Japanese Prime Minister Shinzo Abe has postponed his visit to India – ostensibly in view of protests against Citizenship (Amendment) Act in and around Guwahati, where he was scheduled to hold the annual summit with his counterpart Narendra Modi early next week.

Japan is the second foreign country to postpone an official visit to India after Modi Government in New Delhi got the Bill to amend the Citizenship Act 1955 passed by both Houses of Parliament. With Home Minister Amit Shah's remarks on the persecution of religious minorities in Bangladesh not going down well with Prime Minister Sheikh Hasina's Government in Dhaka, Foreign Minister of the neighbouring country, A K Abdul Momen, on Thursday postponed his visit to India. Bangladesh Home Minister Asaduzzaman Khan too called off his proposed visit to Shillong.

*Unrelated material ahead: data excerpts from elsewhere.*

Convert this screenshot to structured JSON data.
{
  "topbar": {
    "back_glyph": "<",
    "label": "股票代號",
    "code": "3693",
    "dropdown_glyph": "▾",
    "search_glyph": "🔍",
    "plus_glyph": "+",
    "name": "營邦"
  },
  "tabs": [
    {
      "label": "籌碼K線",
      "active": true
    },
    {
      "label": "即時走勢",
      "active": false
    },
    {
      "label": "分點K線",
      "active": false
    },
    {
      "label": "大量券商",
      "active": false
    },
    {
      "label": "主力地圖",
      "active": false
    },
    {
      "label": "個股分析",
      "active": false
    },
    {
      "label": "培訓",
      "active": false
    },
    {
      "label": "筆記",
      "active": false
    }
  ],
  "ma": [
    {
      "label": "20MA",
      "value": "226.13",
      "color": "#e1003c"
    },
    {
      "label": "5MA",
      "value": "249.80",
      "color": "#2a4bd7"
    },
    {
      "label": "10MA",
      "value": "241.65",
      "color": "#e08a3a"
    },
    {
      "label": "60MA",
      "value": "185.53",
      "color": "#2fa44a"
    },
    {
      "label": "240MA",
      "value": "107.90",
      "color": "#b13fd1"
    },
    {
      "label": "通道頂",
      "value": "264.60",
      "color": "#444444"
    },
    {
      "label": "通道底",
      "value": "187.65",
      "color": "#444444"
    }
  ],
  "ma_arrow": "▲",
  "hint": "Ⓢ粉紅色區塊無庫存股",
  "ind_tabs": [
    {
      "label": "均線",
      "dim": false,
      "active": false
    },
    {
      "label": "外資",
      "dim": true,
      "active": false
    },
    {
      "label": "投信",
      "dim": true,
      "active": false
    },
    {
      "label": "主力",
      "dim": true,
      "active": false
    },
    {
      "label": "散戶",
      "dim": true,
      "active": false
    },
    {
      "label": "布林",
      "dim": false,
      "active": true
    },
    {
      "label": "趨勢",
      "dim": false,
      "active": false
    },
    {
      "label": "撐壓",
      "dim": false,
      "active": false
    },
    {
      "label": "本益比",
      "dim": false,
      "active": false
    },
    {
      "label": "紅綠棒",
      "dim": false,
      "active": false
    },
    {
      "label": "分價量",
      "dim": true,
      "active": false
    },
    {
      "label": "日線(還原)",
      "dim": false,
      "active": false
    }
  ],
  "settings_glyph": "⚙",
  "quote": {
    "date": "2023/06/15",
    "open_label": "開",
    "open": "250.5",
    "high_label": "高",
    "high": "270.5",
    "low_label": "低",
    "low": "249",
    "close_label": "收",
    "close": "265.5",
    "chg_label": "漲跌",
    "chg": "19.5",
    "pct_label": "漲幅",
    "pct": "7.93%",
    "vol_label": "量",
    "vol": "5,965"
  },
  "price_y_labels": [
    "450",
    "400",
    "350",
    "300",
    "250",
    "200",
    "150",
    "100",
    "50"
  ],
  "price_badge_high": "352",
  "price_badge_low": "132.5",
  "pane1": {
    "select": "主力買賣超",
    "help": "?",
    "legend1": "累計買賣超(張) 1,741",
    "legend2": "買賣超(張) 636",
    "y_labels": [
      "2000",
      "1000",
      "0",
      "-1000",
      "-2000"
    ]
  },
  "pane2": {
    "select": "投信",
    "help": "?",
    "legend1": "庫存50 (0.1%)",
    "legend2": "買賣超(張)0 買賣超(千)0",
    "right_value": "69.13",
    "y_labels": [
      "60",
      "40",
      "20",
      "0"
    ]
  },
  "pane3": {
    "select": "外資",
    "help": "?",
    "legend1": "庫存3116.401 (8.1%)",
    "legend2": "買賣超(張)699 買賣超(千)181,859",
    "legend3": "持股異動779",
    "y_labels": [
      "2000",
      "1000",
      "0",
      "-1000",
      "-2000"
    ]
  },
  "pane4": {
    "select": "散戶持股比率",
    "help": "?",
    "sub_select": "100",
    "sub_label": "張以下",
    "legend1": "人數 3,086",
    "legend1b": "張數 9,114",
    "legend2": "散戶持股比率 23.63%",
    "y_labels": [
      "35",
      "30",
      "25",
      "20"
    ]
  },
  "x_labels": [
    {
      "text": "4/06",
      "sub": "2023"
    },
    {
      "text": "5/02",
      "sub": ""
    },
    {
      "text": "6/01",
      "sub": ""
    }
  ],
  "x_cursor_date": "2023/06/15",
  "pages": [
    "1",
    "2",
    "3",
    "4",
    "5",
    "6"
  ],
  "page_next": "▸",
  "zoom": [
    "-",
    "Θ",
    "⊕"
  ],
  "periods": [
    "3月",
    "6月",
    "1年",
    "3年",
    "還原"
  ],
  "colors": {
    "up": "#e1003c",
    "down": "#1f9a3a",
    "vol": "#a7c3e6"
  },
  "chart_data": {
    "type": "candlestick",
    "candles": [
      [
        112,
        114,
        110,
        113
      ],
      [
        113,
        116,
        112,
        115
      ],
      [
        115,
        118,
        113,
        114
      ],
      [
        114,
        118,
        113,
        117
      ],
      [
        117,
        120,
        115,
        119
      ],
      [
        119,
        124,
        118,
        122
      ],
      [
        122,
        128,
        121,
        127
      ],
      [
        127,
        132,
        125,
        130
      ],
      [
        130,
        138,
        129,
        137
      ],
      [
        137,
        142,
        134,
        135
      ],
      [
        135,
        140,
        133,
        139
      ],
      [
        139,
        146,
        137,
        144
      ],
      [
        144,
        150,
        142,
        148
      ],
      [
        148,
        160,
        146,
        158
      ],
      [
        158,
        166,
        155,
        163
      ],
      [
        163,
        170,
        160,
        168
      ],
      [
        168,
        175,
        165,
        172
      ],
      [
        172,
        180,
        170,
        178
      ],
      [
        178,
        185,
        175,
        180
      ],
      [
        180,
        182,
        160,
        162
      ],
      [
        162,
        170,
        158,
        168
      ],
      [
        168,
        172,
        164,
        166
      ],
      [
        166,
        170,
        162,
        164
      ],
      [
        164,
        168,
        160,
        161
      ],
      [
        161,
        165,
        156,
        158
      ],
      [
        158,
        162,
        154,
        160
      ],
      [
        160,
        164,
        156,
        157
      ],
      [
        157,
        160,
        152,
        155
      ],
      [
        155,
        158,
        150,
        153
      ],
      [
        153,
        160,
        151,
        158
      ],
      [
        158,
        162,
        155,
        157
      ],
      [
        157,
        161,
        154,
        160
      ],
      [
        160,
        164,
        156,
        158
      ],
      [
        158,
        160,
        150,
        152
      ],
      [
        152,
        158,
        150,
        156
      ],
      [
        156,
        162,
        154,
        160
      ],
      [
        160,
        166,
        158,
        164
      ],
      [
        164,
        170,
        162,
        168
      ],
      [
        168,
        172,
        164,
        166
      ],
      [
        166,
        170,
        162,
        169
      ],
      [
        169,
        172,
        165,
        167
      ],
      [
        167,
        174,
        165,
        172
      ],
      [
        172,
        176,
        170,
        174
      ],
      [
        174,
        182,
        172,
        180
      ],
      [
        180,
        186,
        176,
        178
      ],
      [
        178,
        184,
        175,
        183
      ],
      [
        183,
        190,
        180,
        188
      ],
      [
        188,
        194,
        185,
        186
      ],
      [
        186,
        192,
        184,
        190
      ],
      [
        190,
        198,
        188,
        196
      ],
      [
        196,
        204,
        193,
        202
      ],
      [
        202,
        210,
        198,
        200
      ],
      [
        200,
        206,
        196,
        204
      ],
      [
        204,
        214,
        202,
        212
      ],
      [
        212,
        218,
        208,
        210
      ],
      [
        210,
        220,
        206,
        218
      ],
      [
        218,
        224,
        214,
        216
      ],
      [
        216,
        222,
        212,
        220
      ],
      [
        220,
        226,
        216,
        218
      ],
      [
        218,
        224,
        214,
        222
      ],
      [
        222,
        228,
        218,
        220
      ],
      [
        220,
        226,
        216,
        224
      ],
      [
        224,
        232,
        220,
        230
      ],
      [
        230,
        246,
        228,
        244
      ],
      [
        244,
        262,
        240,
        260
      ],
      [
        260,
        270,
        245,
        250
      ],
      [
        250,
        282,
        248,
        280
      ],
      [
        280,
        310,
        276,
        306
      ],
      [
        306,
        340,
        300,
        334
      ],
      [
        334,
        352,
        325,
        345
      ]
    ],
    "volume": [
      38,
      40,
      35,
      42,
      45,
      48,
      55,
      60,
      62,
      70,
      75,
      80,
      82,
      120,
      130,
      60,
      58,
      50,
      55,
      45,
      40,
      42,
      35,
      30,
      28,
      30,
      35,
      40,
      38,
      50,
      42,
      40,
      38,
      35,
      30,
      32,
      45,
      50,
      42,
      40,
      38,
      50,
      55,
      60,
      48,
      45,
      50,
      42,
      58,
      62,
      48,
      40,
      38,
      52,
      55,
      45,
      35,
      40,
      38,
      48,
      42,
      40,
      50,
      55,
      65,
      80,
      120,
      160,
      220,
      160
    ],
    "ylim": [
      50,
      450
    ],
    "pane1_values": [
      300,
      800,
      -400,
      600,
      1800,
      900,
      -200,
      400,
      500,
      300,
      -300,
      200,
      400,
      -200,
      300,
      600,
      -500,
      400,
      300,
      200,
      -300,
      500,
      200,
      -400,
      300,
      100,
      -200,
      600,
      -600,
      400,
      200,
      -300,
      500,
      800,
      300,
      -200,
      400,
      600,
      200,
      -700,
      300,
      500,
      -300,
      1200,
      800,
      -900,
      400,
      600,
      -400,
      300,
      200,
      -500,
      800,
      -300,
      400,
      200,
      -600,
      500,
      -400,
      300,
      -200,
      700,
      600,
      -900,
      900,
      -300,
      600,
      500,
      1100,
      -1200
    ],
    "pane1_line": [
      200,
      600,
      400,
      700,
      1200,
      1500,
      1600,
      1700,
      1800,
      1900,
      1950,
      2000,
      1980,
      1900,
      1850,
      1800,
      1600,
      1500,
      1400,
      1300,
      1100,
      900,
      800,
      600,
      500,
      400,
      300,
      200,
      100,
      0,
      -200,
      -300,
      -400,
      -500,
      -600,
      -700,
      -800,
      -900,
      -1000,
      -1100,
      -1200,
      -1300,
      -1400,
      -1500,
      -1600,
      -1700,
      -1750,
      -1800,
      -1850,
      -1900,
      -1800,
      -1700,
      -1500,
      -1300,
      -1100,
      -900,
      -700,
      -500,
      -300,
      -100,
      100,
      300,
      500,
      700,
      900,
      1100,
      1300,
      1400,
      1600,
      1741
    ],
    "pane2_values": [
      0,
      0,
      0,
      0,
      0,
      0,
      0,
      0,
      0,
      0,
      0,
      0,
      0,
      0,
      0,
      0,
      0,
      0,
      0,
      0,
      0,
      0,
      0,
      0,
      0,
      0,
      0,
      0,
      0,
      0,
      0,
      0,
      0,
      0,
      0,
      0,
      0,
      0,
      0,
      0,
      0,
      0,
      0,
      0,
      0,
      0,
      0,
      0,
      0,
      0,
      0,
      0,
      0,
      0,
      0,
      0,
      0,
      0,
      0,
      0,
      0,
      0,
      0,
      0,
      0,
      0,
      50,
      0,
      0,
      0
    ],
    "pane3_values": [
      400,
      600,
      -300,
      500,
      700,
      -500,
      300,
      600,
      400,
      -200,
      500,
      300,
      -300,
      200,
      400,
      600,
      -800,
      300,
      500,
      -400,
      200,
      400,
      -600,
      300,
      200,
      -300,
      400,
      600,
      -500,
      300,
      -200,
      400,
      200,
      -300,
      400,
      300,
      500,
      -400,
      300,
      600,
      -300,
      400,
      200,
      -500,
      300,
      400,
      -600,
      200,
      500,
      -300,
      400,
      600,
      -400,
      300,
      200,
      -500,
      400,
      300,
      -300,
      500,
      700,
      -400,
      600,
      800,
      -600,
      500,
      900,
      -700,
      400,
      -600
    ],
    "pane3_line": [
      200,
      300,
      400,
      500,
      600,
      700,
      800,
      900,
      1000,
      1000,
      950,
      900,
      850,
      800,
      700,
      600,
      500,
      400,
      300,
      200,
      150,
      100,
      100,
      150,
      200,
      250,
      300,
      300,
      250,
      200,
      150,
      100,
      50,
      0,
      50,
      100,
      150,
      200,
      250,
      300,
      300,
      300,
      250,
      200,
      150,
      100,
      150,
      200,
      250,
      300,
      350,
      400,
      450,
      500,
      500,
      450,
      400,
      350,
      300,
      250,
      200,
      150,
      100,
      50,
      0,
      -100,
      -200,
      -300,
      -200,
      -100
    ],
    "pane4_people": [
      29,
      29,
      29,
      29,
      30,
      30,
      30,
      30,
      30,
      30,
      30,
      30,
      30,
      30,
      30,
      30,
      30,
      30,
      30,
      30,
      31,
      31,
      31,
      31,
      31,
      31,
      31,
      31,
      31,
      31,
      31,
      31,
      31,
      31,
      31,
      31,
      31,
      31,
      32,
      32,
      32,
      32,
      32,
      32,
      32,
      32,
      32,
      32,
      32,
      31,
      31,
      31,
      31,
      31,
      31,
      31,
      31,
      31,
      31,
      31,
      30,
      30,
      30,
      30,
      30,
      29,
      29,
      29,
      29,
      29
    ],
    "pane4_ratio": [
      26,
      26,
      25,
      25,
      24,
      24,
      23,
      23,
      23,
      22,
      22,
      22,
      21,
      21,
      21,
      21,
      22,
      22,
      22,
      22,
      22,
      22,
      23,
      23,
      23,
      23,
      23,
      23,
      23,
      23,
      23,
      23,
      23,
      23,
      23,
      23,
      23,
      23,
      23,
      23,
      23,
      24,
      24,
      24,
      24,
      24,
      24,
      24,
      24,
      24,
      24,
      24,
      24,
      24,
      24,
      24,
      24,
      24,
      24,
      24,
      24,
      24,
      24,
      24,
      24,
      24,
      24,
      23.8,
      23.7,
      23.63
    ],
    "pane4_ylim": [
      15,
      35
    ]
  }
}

Japanese Prime Minister was scheduled to commence his visit to India on Sunday.

Modi was keen to host Abe in Guwahati – the main city of North-East – and hold the annual summit on the bank of Brahmaputra on Monday. The two leaders were also expected to visit Manipur on Tuesday to pay homage to the soldiers of Japanese Army and Netaji Subhas Chandra Bose’s Indian National Army, who had fallen while fighting the British Army in the Battle of Imphal in 1944.

As protest against the Citizenship Amendment Bill (CAB) spiralled in Guwahati and other places in Assam, New Delhi and Tokyo has been in touch since early this week, evaluating the security situation in the north-eastern city, which had seen thousands of angry protesters marching on the streets, often resorting to violence, defying curfew and clashing with police personnel.

Raveesh Kumar, spokesperson of the Ministry of External Affairs, however, announced in New Delhi on Friday that both sides (Indian and Japanese governments) had “decided to defer the visit to a mutually convenient date in the near future”.

The protesters vandalised a roadside makeshift podium set up as part of the face lift the local authorities were giving the city ahead of the visits by Modi and Abe. They also brought down and set ablaze billboards put up by the local authorities welcoming the two Prime Ministers to the city.

It was after two protesters were killed in police firing and Indian Army personnel were deployed to carry out flag-marches in and around Guwahati, Tokyo conveyed to New Delhi that Japanese Prime Minister could not visit the city amid such widespread violence.

Though both sides discussed the possibility of shifting the venue of the summit to New Delhi, Japanese Government finally suggested that it should rather be deferred to a later date.

Japan's Chief Cabinet Secretary Yoshihide Suga said in Tokyo that Japanese Government would consult with its counterpart in New Delhi to decide the appropriate timing of the visit of the Prime Minister of the East Asian nation to India. He mentioned that the Japanese Prime Minister's visit to India had to be postponed in view of the unrest in Guwahati and other places in Assam.

Prime Ministers of the two countries hold summits every year – in India and Japan alternately. The summit in Guwahati would have been the 14th between the leaders of the two nations.

Modi earlier hosted Abe in Varanasi and Ahmedabad during summits in 2015 and 2017. Abe accompanied Modi during a tour to Kyoto during the summit in Tokyo in 2014. He also hosted Modi at his villa near Lake Kawaguchi in Yamanashi province of Japan in 2018.